Young opposes the radical feminists' disparagement of all 'feminine' activities, but she herself harbors an equally radical desire: to remake the social and political order to allow for the uninhibited enactment of the female body experiences she has uncovered. My deepest criticism of Young's book is that her in-depth explorations of certain aspects of female experience do not provide the basis for these far-reaching political recommendations. Without a fuller picture of female experience, she cannot give a balanced account of the way existing social structures and conventions both respond to and deny female desires. Without distinguishing what in contemporary practice is helpful and what is harmful to female interests, she risks suggesting changes that would free up the expression of certain experiences while unleashing other horrific consequences. "Celebrating breast-feeding as a sexual interaction for both the mother and infant," for example, may do justice to the connection between motherhood and sexuality, but in practice it also may make a mother's relations with the rest of her family more difficult-how does the father fit into this picture? (88-90). Collectivizing housekeeping and care of the elderly might make some women's burdens lighter, but the public maids are likely to be lower-class women, whose cleaning tasks will be multiplied. Moreover, fewer women will have the (perhaps mixed) pleasure of caring for their own houses and families. The piecemeal accounts of female body experience Young offers are well-suited to her purposes of expounding everyday experience, but do not help her build a coherent picture of the social and political conditions that might correspond to her insights about the possibilities of female body experience.
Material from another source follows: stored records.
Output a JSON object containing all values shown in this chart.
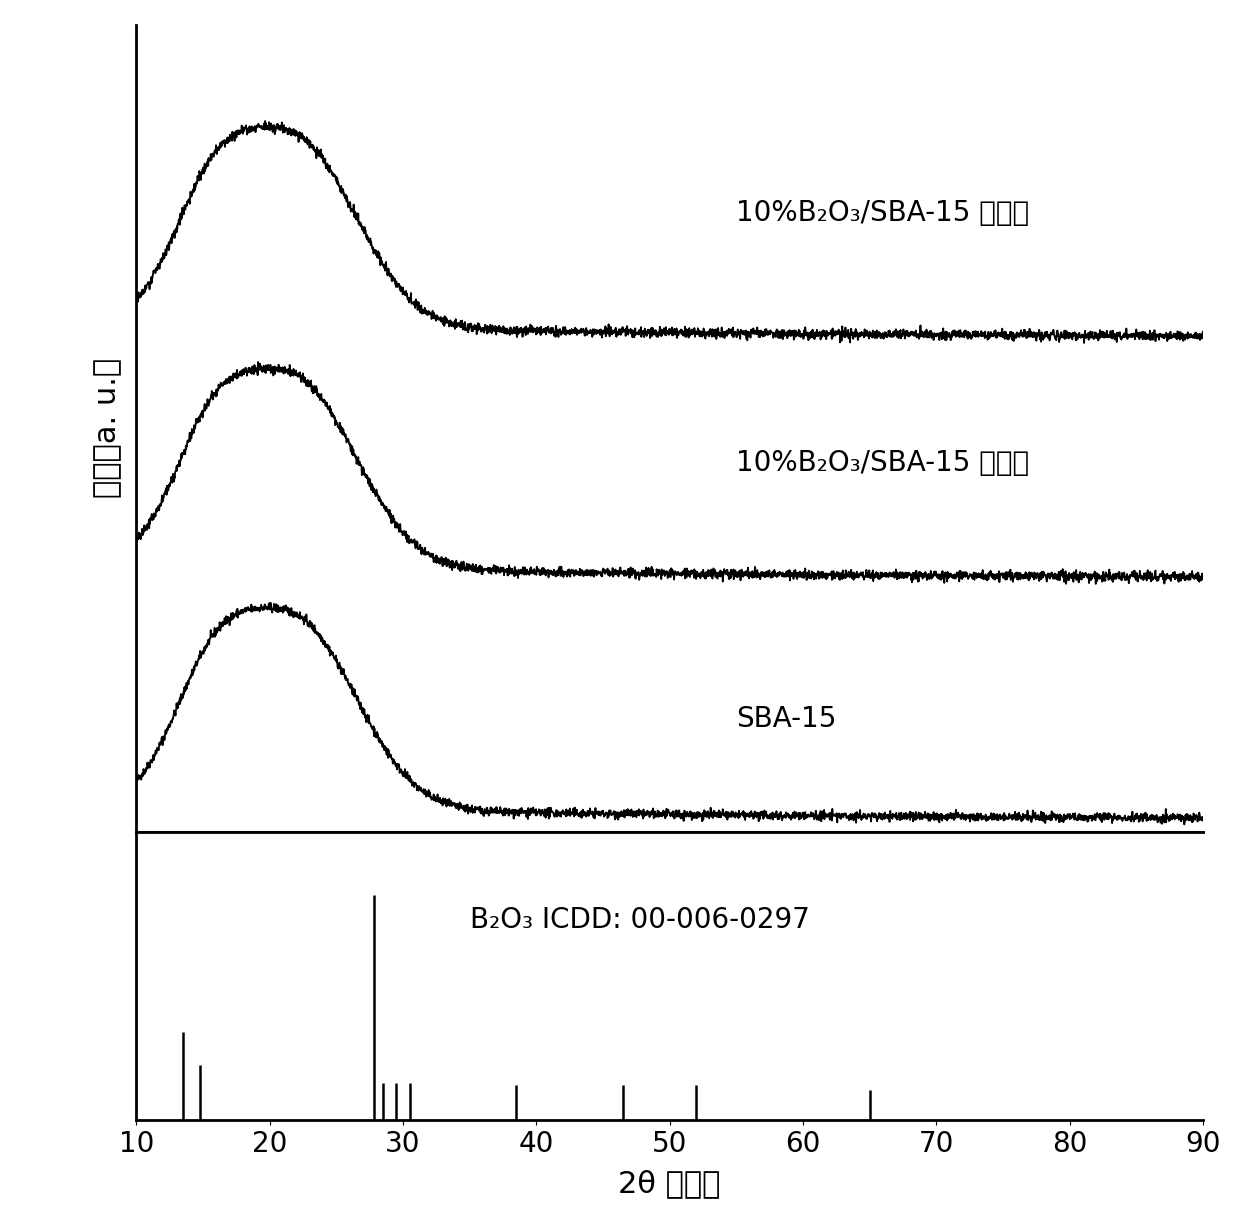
{
  "xlim": [
    10,
    90
  ],
  "xlabel": "2θ （度）",
  "ylabel": "强度（a. u.）",
  "line_color": "#000000",
  "background_color": "#ffffff",
  "label_after": "10%B₂O₃/SBA-15 反应后",
  "label_before": "10%B₂O₃/SBA-15 反应前",
  "label_sba": "SBA-15",
  "icdd_label": "B₂O₃ ICDD: 00-006-0297",
  "noise_amplitude": 0.012,
  "xlabel_fontsize": 22,
  "ylabel_fontsize": 22,
  "tick_fontsize": 20,
  "label_fontsize": 20,
  "b2o3_positions": [
    13.5,
    14.8,
    27.8,
    28.5,
    29.5,
    30.5,
    38.5,
    46.5,
    52.0,
    65.0
  ],
  "b2o3_heights": [
    0.35,
    0.22,
    0.9,
    0.15,
    0.15,
    0.15,
    0.14,
    0.14,
    0.14,
    0.12
  ]
}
Of course, such a collection of essays is not intended to present the definitive account of female body experience, let alone of the political organization that would allow women maximum freedom (11). One topic that Young might take up more systematically is what female body experience means for relations among human beings. She does indeed offer some thoughts on the importance of female body experience to relationships among women, which makes her reluctance on the subject of female relations with men more striking. One must admit that, without male-female relations, it is difficult to even begin to imagine a future society. Whether as fathers, friends, boyfriends, coworkers, husbands, or fellow parents, men play a major role in the lives of most women, and much of female experience has to do with figuring out how to exist with men-in the house, at work, in the world. None of the essays collected here considers a positive relation between men and women; even in the essay on 'House and Home,' men appear as people who either help or do not help with the housework rather than people with talents or habits unique to the male body experience that might be a part of the shared attempt to create a home. It is not clear why Young has avoided this topic; perhaps she will take it up in the future. Her thoughts on this matter would constitute a crucial component of the attempt to articulate a vision of social and political organization that would allow women to live most freely and happily.